Mass migration from the deeply troubled South American society is being caused by an unprecedented economic and humanitarian crisis.
Hitting a new low of desperation, Venezuelans are now fleeing the country due to hunger, according to the latest figures released by the Food and Agriculture Organization (FAO) and other United Nations agencies.
Starvation in Venezuela is on the rise, according to an FAO report on food security and nutrition published last month. Malnourishment there surged sevenfold, from three percent in 2010 to 21 percent last year.
Venezuela is in the midst of political upheaval, with China, Russia and the United States taking positions that will shape the future of the country. Washington is looking to depose the government of Venezuelan President Nicolas Maduro, while Beijing and Moscow are providing capital to shore up the country’s finances.
Yet as the world’s superpowers play tug-of-war, the situation is getting worse on the ground.
“We are ceasing to be a country, and becoming a failed state,” Antonio Ledezma, the former mayor of Caracas who now lives in exile in Spain, told Al Jazeera.
Alberto Schlesinger, dean of the economics faculty at Sergio Arboleda University in Bogota, Colombia, also says that Venezuela is experiencing a full-on catastrophe.
“Hunger, malnutrition, rampant insecurity and diseases of all kinds are destroying an entire nation,” he told Al Jazeera.
But Schlesinger said Venezuelans were not the only ones at fault for what is going on in his neighbouring country. “The international community is responsible for this disaster,” he said.
“It was permissive and indolent with [former President Hugo] Chavez, especially during the oil bonanza – definitely contributing to the creation of what we have today. With Maduro, the international community has been weak,” Schlesinger said.
“And by not using the necessary forceful measures, it has allowed the regime to be successful in its strategy of procrastination and deception.”
FAO data show how bad things have gotten. Ironically, the Maduro government was recognised by the UN in 2013 and in 2015 for its work reducing hunger.
“Today we received the recognition of the FAO for the Food Mission, an achievement of the Revolution, Chavez, and the People,” tweeted Maduro on June 8, 2015.
The food mission is a programme created by the socialist government of Hugo Chavez – and continued by Maduro – to fight hunger. But now, it is failing.
The FAO says Venezuela now ranks second in the hemisphere in terms of malnourishment, with 21.2 percent of the population (6.8 million people) suffering from hunger. Venezuela is behind only Haiti, where 49.3 percent of the population lacks sufficient food.

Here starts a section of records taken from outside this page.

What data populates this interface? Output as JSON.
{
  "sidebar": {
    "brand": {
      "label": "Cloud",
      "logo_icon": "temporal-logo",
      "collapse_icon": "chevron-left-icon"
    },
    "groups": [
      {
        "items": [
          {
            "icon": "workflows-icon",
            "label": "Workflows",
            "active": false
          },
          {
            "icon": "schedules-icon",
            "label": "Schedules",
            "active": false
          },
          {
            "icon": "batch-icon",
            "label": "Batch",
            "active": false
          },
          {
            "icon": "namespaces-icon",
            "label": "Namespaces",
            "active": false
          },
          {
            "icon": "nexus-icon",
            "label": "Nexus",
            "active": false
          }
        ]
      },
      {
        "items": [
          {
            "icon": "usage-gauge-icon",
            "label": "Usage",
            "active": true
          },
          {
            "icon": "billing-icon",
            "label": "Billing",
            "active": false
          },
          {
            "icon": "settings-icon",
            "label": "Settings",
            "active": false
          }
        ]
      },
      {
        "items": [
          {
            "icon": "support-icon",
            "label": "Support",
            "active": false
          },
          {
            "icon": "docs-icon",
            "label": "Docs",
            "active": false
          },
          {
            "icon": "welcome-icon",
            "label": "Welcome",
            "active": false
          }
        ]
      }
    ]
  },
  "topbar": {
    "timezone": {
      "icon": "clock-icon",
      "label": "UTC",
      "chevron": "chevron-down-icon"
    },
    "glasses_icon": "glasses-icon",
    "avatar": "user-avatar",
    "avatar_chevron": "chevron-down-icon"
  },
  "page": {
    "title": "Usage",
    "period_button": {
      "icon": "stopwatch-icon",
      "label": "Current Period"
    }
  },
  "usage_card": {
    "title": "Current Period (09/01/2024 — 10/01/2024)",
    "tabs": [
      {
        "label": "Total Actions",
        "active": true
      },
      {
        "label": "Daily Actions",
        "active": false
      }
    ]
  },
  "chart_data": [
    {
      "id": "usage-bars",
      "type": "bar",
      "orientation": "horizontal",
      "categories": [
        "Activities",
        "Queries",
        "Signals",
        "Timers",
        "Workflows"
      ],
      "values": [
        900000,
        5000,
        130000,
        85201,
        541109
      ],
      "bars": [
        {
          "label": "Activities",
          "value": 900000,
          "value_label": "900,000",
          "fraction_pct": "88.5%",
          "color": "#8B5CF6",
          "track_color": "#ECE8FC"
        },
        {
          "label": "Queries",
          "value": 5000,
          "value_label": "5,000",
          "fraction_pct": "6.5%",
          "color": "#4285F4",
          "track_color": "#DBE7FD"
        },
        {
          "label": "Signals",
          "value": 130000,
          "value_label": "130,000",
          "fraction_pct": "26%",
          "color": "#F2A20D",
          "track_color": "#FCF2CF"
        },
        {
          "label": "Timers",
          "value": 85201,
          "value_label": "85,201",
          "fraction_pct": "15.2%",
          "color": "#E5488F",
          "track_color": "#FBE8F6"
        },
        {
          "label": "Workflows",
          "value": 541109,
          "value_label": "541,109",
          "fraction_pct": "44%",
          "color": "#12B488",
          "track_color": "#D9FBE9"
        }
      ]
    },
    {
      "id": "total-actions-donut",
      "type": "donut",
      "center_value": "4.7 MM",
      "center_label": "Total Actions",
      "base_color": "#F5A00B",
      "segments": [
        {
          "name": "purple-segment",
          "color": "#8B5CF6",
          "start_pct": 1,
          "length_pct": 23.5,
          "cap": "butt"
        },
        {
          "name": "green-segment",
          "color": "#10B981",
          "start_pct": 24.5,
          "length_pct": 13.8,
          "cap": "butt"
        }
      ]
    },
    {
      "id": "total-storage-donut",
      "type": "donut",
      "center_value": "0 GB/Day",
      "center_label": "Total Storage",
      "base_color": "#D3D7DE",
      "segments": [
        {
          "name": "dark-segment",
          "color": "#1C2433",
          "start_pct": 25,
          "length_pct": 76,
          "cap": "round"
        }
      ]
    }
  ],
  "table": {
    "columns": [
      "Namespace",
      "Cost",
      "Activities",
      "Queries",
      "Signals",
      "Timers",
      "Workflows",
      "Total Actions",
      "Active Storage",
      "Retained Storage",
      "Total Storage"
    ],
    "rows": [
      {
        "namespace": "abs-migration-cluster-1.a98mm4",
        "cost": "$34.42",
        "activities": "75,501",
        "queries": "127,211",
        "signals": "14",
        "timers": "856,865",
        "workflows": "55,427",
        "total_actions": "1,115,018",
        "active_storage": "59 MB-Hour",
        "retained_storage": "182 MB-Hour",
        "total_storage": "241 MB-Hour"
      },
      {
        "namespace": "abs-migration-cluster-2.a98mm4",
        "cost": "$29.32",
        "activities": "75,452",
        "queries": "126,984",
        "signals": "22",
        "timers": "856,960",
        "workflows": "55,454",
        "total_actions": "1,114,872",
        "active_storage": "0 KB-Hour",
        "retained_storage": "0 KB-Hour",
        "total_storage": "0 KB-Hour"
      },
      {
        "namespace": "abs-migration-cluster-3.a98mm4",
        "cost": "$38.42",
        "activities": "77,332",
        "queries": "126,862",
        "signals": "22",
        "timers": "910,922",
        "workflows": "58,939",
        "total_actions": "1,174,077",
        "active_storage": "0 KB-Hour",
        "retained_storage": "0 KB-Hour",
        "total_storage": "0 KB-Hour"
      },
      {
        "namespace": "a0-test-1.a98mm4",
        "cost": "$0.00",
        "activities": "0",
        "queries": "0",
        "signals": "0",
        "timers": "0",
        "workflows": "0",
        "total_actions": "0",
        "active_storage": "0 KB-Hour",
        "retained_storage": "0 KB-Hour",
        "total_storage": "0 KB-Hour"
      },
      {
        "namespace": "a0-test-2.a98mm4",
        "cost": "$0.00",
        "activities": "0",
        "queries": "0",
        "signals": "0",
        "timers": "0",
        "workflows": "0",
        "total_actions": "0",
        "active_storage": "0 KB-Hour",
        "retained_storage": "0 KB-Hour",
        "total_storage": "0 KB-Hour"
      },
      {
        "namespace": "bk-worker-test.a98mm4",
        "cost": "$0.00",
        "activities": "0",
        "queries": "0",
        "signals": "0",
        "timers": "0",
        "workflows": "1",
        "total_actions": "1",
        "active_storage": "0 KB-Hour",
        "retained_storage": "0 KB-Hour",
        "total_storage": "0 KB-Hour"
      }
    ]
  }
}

Overall, the rate of hunger in Latin America is 6.5 percent, and in South America specifically, the figure is 5.4 percent, despite the Venezuelan crisis.
Lorent Saleh, a human rights activist and winner of the 2017 Sakharov Prize issued by the European Parliament for freedom of thought, told Al Jazeera that conditions are brutal.
“Those who are in Venezuela do not live,” Saleh said. “Some survive, others try to flee in time.”
Like Ledezma, Saleh also lives in Madrid. He was exiled by Maduro’s government – deported from his own country – after being held without trial for more than four years.
Saleh says that Russia, Cuba and China have helped Maduro’s regime create the perfect recipe for a humanitarian crisis and that food shortages are now frequent.
Negotiations between Maduro’s regime and the opposition – based in Barbados – are stalled.
People unable to escape the country are increasingly dependent on remittances from abroad, and even those with some funds often cannot find bread, milk and eggs in any one of the country’s shops.
Some are left to barter on the streets or by setting up trades on the free WhatsApp messaging platform.
Venezuela’s currency, the bolivar, is almost out of paper circulation. Wire transfers between accounts abroad or transactions on payment networks like Zelle or PayPal have replaced notes and coins.
“Remittances are increasingly representing a source of livelihood for Venezuelan families,” said Armando Armas, a member of the National Assembly for the state of Anzoategui.
“Many Venezuelans decide to emigrate and send remittances to their families in Venezuela,” he added. “The economy in Venezuela is a dollarised one.”
With bolivars scarce and bartering impractical, some Venezuelans opt for any available sustenance. Many have resorted to eating pet food, said Vanessa Vallejo, a political analyst taking the pulse of the region.
“There are Venezuelans cooking with firewood in the streets,” she told Al Jazeera.
“Some people eat dog food, others even eat stray dogs, or look for food in the trash. People are dying of hunger and diseases that in any other country except Venezuela can be easily cured, because there are no basic medicines,” Vallejo said.
Estimates of the number of displaced people from Venezuela vary between three and five million. But that number looks set to rise in the future, as hunger pains grow from Caracas near the sea to the rural hinterlands.